我正在使用 requests 模块下载许多网站的内容,如下所示:

import requests
for i in range(1000):
    url = base_url + f"{i}.anything"
    r = requests.get(url)

当然这是简化的,但基本的 url 基本都是一样的,比如我只想下载一张图片。由于迭代的数量,这需要很长时间。互联网连接不是问题,而是启动请求所需的时间等。所以我在考虑多处理之类的东西,因为这个任务基本上总是一样的,我可以想象它在多处理。

这在某种程度上可行吗?提前致谢!

标签: pythonpython-requestsmultiprocessing

解决方案

我建议在这种情况下,轻量级线程会更好。当我在某个 URL 上运行请求 5 次时,结果是:

Threads: Finished in 0.24 second(s)
MultiProcess: Finished in 0.77 second(s)

您的实现可能是这样的:

import concurrent.futures
import requests
from bs4 import BeautifulSoup
import time

def access_url(url,No):
    print(f"{No}:==> {url}")
    response=requests.get(url)
    soup=BeautifulSoup(response.text,features='lxml')
    return ("{} :  {}".format(No, str(soup.title)[7:50]))

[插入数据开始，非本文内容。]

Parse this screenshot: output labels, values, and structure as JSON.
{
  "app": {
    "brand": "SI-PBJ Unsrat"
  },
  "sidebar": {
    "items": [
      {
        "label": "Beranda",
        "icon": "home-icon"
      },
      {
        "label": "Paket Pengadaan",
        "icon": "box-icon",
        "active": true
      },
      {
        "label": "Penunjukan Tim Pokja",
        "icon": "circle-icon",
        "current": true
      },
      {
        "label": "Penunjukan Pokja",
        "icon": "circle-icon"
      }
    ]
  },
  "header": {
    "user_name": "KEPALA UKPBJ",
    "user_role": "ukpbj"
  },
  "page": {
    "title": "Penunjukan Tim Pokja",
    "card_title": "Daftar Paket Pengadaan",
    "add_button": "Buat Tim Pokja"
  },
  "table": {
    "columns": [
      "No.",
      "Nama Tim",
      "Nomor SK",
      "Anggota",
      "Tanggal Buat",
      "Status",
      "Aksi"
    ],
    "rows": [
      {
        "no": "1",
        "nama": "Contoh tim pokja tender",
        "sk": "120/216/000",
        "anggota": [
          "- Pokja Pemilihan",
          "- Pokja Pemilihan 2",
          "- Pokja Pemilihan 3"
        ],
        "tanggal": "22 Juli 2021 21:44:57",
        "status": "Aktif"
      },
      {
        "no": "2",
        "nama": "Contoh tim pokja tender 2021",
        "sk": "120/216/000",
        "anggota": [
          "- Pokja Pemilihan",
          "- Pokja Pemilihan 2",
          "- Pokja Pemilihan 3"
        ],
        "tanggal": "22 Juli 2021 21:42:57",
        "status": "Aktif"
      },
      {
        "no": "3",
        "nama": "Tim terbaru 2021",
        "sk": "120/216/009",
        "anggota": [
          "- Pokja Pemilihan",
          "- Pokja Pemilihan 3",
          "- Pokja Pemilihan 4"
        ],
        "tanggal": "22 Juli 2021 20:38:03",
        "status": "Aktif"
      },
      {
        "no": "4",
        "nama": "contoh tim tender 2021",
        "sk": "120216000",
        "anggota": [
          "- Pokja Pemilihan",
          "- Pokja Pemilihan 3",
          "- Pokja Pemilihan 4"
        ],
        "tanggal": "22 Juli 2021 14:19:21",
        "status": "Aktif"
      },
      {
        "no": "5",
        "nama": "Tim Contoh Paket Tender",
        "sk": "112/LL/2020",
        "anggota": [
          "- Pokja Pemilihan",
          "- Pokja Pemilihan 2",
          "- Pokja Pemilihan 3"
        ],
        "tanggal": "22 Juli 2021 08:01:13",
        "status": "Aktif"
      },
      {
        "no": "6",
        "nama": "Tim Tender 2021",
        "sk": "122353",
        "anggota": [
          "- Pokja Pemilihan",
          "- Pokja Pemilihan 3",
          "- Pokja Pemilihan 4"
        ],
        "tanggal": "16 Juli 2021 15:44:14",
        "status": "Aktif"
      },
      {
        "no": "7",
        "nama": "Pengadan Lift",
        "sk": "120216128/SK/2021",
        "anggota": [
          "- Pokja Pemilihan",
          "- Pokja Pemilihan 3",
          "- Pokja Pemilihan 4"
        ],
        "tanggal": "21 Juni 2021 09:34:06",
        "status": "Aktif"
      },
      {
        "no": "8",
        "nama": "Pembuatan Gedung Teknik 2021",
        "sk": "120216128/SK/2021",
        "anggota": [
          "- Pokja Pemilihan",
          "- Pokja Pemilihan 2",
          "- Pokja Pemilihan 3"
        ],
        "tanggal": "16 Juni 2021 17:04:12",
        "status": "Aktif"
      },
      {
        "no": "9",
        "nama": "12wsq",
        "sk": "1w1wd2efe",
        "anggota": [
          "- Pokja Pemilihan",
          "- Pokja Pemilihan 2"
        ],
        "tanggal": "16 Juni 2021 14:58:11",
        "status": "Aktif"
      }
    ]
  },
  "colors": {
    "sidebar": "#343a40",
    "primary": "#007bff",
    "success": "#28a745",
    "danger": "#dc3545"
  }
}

if __name__ == "__main__":
    test_url="http://bla bla.com/"
    base_url=test_url
    THREAD_MULTI_PROCESSING= True
    start = time.perf_counter() # calculate the time
    url_list=[base_url for i in range(5)] # setting parameter for function as a list so map can be used.
    url_counter=[i for i in range(5)] # setting parameter for function as a list so map can be used.
    if THREAD_MULTI_PROCESSING:
        with concurrent.futures.ThreadPoolExecutor() as executor: # In this case thread would be better
            results = executor.map(access_url,url_list,url_counter)
        for result in results:
            print(result)
    end = time.perf_counter() # calculate finish time
    print(f'Threads: Finished in {round(end - start,2)} second(s)')

    start = time.perf_counter()
    PROCESS_MULTI_PROCESSING=True
    if PROCESS_MULTI_PROCESSING:
        with concurrent.futures.ProcessPoolExecutor() as executor:
            results = executor.map(access_url,url_list,url_counter)
        for result in results:
            print(result)
    end = time.perf_counter()
    print(f'Threads: Finished in {round(end - start,2)} second(s)')

我认为你会在你的情况下看到更好的表现。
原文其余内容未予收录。